3 million are said to have perished at the hands of the West Pakistan Army and Bengali collaborators between March and December 1971.  In a conflict that witnessed the rape of 200,000 women in purpose-built “rape camps” – of which more than 10% became pregnant – and the exodus of more than 10 million Bengalis for the relatively safe confines of India, the engagement also saw the surrender of 90,000 prisoners of war (POWs), the largest recorded since World War II.  Though Bangladesh cannot be entirely absolved of guilt, Pakistan has never accepted responsibility for the war, which began after the disputed result of a 1970 election, culminating in one of the worst acts of genocide in recent history.

But as evidence of how little the war is known to the West, a 1995 Channel 4 documentary reported that many of the perpetrators of 1971 had been living and working in London, seemingly unbeknown to anyone.  Yet more worrying is the fact that many polemicists – and a handful of historians – have continued to deny that genocide was even committed.

 Justice for the 3 million may now be on its way, however – but it has been a rocky road.  Protests in Dhaka, Bangladesh’s bustling capital, in recent months have thrown fresh light on the events of 1971, with protesters calling for the heads of suspected war criminals.  One of those most wanted is Abdul Quader Mollah, or the “Butcher of Mirpur”, as he is more commonly known.  Linked with the beheading of a poet, the rape of an 11-year old girl and the shooting of more than 300 Bangladeshis in 1971, Mollah – who was assistant secretary general of Jamaat-e-Islami, a political party strongly linked with a number of the atrocities – was found guilty last month and handed down a life sentence.  Justice done, then?  Apparently not.  In a country where life imprisonment for a mass murderer is seen as getting off lightly, the decision has, for many, left a bitter taste – protestors want him executed.  Though I do not support the use of capital punishment anywhere, regardless of the circumstances, it is clear that many in Bangladesh still feel a sense of injustice at the outcome, and want blood.  One reason for such animosity may be that the party alleged to have colluded with the West Pakistan Army in the genocide, Jamaat-e-Islami, is still free to run for election, despite vocal opposition calling for it to be banned.

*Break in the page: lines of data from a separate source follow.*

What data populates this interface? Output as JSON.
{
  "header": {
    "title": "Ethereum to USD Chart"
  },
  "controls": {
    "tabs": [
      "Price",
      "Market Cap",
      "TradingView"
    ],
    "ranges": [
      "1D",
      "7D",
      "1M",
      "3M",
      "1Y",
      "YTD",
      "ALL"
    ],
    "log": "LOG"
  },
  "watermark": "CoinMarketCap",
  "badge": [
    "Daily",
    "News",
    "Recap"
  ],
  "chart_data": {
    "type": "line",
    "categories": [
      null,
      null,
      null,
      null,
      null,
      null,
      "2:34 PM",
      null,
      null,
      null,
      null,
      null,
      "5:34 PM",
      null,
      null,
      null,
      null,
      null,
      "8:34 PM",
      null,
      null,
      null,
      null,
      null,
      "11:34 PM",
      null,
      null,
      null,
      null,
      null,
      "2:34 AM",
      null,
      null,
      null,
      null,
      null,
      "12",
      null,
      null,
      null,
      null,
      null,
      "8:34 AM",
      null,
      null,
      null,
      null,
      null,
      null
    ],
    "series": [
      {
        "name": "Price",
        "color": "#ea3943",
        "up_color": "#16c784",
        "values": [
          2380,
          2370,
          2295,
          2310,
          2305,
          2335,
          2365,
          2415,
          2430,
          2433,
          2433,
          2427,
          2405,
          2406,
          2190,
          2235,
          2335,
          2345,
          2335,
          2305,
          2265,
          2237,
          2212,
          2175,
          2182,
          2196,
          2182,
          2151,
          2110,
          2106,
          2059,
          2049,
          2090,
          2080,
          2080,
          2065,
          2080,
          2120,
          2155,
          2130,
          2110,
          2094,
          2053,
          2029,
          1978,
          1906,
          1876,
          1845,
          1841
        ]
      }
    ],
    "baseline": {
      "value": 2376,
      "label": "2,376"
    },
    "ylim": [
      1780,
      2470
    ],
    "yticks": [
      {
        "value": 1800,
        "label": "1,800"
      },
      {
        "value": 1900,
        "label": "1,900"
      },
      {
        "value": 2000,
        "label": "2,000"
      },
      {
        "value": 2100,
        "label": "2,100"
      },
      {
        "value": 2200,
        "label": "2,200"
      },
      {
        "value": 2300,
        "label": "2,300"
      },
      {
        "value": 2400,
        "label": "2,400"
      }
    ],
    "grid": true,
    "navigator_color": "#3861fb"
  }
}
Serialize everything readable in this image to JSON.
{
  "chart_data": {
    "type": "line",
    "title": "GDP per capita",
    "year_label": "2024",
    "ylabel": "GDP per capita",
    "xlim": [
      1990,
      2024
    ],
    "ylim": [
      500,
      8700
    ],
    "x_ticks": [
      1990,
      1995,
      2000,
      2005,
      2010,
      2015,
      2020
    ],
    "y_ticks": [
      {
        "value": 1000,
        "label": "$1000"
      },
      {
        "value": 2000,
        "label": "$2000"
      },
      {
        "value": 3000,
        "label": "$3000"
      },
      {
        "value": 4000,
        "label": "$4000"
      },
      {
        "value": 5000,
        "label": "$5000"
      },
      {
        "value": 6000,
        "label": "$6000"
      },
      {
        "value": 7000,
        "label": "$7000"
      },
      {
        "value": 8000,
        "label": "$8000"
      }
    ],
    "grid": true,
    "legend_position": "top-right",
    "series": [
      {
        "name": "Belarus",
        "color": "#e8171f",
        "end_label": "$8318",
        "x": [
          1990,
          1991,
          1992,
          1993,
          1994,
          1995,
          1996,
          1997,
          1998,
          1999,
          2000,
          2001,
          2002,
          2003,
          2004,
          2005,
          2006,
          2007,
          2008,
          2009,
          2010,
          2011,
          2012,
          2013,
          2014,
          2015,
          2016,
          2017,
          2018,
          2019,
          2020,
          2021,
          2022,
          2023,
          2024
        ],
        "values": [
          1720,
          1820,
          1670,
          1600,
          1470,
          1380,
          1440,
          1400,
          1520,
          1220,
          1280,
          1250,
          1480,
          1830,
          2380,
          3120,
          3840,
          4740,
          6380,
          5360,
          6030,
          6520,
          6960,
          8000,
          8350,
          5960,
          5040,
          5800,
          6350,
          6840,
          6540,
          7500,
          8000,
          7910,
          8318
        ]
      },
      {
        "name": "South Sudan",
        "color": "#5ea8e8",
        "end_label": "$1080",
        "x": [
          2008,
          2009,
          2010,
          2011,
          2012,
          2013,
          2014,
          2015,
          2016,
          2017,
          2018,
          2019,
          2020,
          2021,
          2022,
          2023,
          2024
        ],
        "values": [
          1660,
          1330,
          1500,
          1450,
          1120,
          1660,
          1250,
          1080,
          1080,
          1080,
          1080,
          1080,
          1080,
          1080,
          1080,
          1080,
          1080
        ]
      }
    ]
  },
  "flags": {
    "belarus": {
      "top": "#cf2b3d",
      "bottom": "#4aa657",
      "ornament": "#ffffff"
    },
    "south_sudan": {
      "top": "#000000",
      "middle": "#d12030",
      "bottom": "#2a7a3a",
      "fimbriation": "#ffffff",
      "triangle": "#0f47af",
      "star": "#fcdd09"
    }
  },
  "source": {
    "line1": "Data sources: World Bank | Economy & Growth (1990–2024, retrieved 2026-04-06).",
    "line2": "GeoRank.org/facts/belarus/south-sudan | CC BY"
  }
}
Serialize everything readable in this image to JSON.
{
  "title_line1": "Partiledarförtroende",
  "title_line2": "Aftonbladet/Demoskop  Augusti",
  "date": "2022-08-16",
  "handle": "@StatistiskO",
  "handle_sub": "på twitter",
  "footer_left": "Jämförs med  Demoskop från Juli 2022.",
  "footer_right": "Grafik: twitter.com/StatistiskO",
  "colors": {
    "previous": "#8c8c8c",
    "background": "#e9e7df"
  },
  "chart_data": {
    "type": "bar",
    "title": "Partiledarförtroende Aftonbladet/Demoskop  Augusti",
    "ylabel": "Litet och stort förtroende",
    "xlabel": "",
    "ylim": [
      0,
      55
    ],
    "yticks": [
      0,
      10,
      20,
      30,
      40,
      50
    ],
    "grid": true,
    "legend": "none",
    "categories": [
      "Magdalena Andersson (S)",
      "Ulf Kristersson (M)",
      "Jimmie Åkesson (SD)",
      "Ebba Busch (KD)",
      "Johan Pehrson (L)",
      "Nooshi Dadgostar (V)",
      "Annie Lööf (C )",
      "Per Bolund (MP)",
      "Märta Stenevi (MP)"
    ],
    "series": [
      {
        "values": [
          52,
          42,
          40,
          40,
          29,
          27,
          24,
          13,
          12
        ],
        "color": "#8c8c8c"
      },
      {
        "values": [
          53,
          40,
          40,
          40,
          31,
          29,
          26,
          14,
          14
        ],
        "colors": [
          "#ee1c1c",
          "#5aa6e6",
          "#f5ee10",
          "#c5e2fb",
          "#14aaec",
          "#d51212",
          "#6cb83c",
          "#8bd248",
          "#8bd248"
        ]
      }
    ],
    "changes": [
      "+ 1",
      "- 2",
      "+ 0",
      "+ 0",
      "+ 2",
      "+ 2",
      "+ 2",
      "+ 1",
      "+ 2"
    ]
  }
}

So how can justice be fairly dispensed?  One charge levelled against the Bangladeshi legal system is that it is plagued with corruption and political favouritism, which is why it has taken so long to convict any of the perpetrators of 1971.  A suggestion has been made that those found guilty could instead be imprisoned under the provisions of the International Criminal Court, situated in The Hague.  Certainly, the intervention of international law in this instance may prove the key to taking those guilty out of the reach of national politicians, which might prevent further delay.

But aside from this, there is something else – something bigger – brewing in Bangladesh.  The gathering of hundreds of thousands of demonstrators in the capital’s Shahbagh Square, the bubbling epicentre of the protests, bares a striking resemblance to events that encircled Tahrir Square in Egypt two years ago.  The music, the street theatre, and the seeming unity of those in Dhaka suggest that maybe something else is apace.  Perhaps this is not just a protest about 1971.  Perhaps it is a yearning for reform, modernity, and the search for a new Bangladesh.